Umsetzung mehrschichtiger Verteidigung
Jackson beschreibt die Zukunft der Deepfake-Betrugsprävention als eine mehrschichtige Flickendecke von Lösungen mit drei Komponenten:
- Schulung und Ausbildung der Mitarbeiter, um Deepfakes zu identifizieren und mehrere Autorisierungsschritte umzusetzen, bevor sie auf Telefon- oder Videokonferenzanfragen reagieren.
- Vertrauenswürdige Unternehmenskommunikationskanäle mit persistenter Identität, autorisiertem Zugang und eingebetteten Deepfake-Erkennungstechnologien, bei denen Benutzer deutlich gewarnt werden, wenn eine eingehende Kommunikation von außerhalb ihres vertrauenswürdigen Netzwerks kommt.
- Neue Organisationsrichtlinien, die eine mehrstufige Verifizierung für kritische Transaktionen vorschreiben.
Entwicklung technischer Standards
Zukünftige Plattformen werden die Verifizierung direkt in die Kommunikationssysteme einbetten.
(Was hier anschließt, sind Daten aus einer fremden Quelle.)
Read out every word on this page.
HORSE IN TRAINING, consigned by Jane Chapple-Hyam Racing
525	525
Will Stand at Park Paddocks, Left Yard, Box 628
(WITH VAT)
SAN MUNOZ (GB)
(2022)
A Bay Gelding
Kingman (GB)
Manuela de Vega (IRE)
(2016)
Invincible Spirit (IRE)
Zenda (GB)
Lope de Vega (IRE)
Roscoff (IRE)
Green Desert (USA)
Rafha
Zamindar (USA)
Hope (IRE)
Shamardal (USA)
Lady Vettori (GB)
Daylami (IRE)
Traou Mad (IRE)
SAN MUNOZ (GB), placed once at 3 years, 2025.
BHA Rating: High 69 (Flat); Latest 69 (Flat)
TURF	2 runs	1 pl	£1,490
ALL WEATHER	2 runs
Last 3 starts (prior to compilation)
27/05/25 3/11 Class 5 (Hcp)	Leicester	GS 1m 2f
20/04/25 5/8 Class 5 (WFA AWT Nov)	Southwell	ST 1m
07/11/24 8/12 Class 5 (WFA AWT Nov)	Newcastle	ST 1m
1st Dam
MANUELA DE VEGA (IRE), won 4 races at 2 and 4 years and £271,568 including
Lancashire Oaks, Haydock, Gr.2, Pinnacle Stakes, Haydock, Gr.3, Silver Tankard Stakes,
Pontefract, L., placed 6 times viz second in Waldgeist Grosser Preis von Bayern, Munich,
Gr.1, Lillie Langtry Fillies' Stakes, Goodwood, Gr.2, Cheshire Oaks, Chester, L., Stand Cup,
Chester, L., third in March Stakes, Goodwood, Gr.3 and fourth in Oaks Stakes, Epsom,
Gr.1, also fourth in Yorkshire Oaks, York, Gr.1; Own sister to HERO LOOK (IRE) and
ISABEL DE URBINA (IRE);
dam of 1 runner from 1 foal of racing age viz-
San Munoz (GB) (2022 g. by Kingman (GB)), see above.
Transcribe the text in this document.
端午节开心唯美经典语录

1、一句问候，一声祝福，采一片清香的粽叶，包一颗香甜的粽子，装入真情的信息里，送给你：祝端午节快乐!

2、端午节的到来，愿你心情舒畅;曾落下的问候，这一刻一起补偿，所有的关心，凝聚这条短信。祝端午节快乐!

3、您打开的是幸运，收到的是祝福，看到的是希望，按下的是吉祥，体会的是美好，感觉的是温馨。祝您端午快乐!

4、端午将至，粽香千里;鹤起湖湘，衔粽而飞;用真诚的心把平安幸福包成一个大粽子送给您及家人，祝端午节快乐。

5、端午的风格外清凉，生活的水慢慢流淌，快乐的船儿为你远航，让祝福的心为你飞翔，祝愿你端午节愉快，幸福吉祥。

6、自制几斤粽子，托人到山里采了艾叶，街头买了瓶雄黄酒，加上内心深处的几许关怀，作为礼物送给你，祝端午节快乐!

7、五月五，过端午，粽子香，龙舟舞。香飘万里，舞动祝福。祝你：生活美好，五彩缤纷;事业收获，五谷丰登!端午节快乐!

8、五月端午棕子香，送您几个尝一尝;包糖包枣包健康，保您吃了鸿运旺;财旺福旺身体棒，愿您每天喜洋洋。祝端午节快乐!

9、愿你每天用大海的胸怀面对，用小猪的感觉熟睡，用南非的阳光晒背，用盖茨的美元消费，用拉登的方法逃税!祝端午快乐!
Langfristige Ansätze umfassen digitale Wasserzeichen für Führungskräftekommunikation, kryptografische Identitäts-Token und Echtzeitwahrscheinlichkeitswerte, die die Wahrscheinlichkeit eines Deepfakes anzeigen.
Wojcieszek erwartet, dass die zukünftige Verifizierung einem ähnlichen Weg folgen wird wie die Web-Sicherheit. „Ähnlich wie wir Sicherheitszertifikate verwenden, um zu beweisen, dass eine Website echt ist, werden zukünftige Messaging- und Videoplattformen digitale Nachweise enthalten, die zeigen, wer etwas erstellt oder gesendet hat, und als Zero-Trust-Netzwerk operieren“, erklärt er.
Der menschliche Faktor bleibt kritisch
Technologie bietet notwendigen, aber unzureichenden Schutz. CIOs müssen sowohl Daten als auch Glaubwürdigkeit schützen: eine Aufgabe, die eine Kombination aus Technologie und menschlicher Expertise erfordert.
„Unternehmen müssen sich darauf konzentrieren, sichere Technologie mit positiven Kommunikationsgewohnheiten zu kombinieren“, sagt Wojcieszek. „Werkzeuge können menschliches Urteilsvermögen nicht ersetzen, daher müssen die Mitarbeiter wissen, wann und wie sie das, was sie sehen und hören, überprüfen müssen.“
Auf einen Blick: KI-Identitätsdiebstahl mit Deepfakes
KI-gesteuerte Deepfake-Angriffe nehmen rapide zu, zielen auf Führungskräfte ab und umgehen traditionelle Cybersicherheitsmaßnahmen, was zu erheblichen finanziellen und reputationsbedingten Risiken führen kann.
Eine effektive Risikominderung erfordert eine Kombination aus Verifizierungsprotokollen, Mitarbeiterschulung, bereichsübergreifender Koordination und mehrschichtigen Sicherheitsmaßnahmen.
IT-Führungskräfte müssen den Fokus von technischen Abwehrmaßnahmen auf den Aufbau einer Vertrauensarchitektur verlagern, die die Authentizität von Kommunikation und Transaktionen validiert.